成人と同じように子どもでも、肥満が高血圧のリスク因子であることは明らかになっている。ただし、肥満には該当しない程度の体重増加も子どもの高血圧リスクとなるのかという点は、よく分かっていない。Koebnick氏らはこの点について、カイザーパーマネンテ南カリフォルニアの電子カルテ情報を用いた後方視的コホート研究を実施した。
解析対象は、2008年1月~2015年2月に受療行動が記録されていた3~17歳、80万1,019人(平均年齢9.4±4.6歳、女性51.1%)。4.47±1.20年(357万9,994人年)の追跡で、2万4,969人が高血圧を発症。BMIが40~59パーセンタイルという平均的な体重の群を基準として、年齢、性別、人種/民族、社会経済的地位などを調整後、BMIが60~84パーセンタイルの群は、高血圧発症リスクが26%有意に高いことが明らかになった〔ハザード比(aHR)1.26(95%信頼区間1.20~1.33)〕。なお、BMIが85~94パーセンタイルではaHR1.91、95~96パーセンタイルではaHR2.77、97パーセンタイル以上ではaHR4.94だった。
また、同性・同年齢の子どものBMI中央値からの乖離が1年間で1増加するごとに、高血圧発症リスクが4%増加することも分かった〔aHR1.04(同1.04~1.05)〕。この関係は、ベースラインのBMIがそれほど高くない場合により顕著だった。例えば、ベースラインのBMIが97パーセンタイル以上では、1年間でBMI中央値からの乖離が1増えた場合、4%のリスク上昇であるのに対して、ベースラインのBMIが40~84パーセンタイルの場合は8%のリスク上昇が認められた。
カイザーパーマネンテの研究者で論文の上席著者であるPoornima Kunani氏は、「われわれの研究は、成長期の子どもの体重が肥満に該当しないレベルであっても、健康リスクを考慮してどのような介入を行うべきかを、医療の専門家が検討する必要のあることを示している。体重増加は小児期の高血圧の最も重要な危険因子と考えられる」と述べている。

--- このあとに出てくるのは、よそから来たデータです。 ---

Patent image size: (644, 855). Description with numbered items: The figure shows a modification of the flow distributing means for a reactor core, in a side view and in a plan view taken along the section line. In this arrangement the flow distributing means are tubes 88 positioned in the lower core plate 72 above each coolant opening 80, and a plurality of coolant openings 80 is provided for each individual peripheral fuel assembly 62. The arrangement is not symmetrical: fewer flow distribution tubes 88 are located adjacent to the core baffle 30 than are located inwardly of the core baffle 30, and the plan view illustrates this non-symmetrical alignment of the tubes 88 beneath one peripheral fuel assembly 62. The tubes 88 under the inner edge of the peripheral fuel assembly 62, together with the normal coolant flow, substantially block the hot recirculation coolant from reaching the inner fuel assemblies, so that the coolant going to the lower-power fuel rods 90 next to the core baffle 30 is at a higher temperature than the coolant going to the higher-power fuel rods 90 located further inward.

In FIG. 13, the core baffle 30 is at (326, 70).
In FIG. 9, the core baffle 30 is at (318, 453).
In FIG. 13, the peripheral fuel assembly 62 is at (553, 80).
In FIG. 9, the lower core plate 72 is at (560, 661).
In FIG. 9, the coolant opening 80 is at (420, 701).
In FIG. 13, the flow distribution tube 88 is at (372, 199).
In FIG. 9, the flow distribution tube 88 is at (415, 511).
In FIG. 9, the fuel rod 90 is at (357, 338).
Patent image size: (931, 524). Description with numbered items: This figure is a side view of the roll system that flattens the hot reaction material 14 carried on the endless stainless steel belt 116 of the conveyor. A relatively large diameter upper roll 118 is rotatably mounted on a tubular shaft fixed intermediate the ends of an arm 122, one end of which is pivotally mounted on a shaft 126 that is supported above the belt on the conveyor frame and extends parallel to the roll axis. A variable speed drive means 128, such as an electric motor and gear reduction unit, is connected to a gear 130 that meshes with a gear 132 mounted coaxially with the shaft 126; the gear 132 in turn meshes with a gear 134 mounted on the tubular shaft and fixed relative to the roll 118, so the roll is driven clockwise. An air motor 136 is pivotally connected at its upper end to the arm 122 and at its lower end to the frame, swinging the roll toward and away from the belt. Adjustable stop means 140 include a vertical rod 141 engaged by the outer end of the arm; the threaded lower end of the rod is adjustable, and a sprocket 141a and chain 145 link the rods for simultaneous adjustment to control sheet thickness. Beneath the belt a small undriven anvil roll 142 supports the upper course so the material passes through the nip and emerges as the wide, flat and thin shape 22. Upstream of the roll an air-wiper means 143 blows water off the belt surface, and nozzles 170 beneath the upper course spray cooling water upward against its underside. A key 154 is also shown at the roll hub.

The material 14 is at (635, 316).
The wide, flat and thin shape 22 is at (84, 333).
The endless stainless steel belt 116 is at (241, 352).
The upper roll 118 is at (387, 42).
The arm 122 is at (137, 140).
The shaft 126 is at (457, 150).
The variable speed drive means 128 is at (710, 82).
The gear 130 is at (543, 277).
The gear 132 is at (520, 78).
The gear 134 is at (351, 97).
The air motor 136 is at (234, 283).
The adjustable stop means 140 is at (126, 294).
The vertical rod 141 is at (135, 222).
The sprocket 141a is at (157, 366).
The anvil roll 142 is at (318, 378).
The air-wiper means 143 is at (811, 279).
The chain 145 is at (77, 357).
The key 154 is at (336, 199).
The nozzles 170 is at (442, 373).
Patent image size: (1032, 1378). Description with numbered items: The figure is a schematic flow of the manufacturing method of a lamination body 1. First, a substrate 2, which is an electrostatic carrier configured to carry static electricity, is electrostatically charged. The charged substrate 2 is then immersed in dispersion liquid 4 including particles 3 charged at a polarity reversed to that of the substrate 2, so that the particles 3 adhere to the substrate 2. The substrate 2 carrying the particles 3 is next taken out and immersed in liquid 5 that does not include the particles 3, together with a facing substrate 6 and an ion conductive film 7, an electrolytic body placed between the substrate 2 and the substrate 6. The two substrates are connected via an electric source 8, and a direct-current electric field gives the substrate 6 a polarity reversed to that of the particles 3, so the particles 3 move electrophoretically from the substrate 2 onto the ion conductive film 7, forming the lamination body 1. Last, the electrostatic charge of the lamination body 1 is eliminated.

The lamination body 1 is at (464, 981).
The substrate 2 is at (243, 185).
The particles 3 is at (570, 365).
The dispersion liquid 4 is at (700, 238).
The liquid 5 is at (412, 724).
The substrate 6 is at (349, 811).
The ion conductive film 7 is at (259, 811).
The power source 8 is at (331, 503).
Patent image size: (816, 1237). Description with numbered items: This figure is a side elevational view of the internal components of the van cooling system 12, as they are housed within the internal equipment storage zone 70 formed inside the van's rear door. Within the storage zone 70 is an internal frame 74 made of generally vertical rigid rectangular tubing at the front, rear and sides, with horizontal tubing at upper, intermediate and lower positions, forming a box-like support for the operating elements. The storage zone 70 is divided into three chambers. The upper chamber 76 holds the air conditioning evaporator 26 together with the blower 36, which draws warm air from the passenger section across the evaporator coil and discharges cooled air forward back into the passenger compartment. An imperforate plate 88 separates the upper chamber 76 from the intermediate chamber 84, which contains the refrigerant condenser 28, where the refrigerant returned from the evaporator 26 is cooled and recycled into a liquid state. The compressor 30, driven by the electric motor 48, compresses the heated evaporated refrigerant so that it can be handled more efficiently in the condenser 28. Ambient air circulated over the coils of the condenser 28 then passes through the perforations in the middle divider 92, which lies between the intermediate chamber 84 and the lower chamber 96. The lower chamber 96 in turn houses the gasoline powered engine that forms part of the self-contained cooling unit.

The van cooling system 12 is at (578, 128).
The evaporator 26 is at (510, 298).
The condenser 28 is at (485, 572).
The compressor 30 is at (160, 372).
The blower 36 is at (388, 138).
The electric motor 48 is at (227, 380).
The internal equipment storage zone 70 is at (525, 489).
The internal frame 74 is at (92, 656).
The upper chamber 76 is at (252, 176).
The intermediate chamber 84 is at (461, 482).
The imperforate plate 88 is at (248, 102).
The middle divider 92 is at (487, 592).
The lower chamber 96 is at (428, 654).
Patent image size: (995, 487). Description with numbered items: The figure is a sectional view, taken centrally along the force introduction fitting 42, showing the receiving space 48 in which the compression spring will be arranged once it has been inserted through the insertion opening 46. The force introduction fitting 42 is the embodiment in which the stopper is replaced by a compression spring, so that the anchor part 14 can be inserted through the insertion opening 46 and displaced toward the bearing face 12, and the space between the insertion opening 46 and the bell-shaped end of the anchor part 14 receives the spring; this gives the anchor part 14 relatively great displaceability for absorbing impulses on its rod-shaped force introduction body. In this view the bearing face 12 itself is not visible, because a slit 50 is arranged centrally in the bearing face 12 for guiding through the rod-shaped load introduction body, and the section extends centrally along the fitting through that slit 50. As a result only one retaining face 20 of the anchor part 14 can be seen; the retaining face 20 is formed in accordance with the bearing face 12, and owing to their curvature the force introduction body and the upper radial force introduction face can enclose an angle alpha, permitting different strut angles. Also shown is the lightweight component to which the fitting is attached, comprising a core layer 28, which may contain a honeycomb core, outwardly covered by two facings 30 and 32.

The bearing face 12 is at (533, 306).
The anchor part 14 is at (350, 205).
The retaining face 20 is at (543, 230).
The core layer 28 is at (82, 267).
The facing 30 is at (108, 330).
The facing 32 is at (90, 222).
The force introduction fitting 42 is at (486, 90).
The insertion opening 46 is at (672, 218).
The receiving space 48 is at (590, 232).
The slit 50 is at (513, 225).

またKunani氏は子どもたちの保護者に対して、「自分の子どもが、高血圧やそのほかの体重増加に関連する、予防可能な疾患のリスクにさらされていないか、小児科医に相談してみるのもよいのではないか。子どもたちが成人に至る過程で、健康維持に役立つ習慣を身に付けるにはどうすればよいのかといった対策を立てるのにも役立つだろう」とアドバイスしている。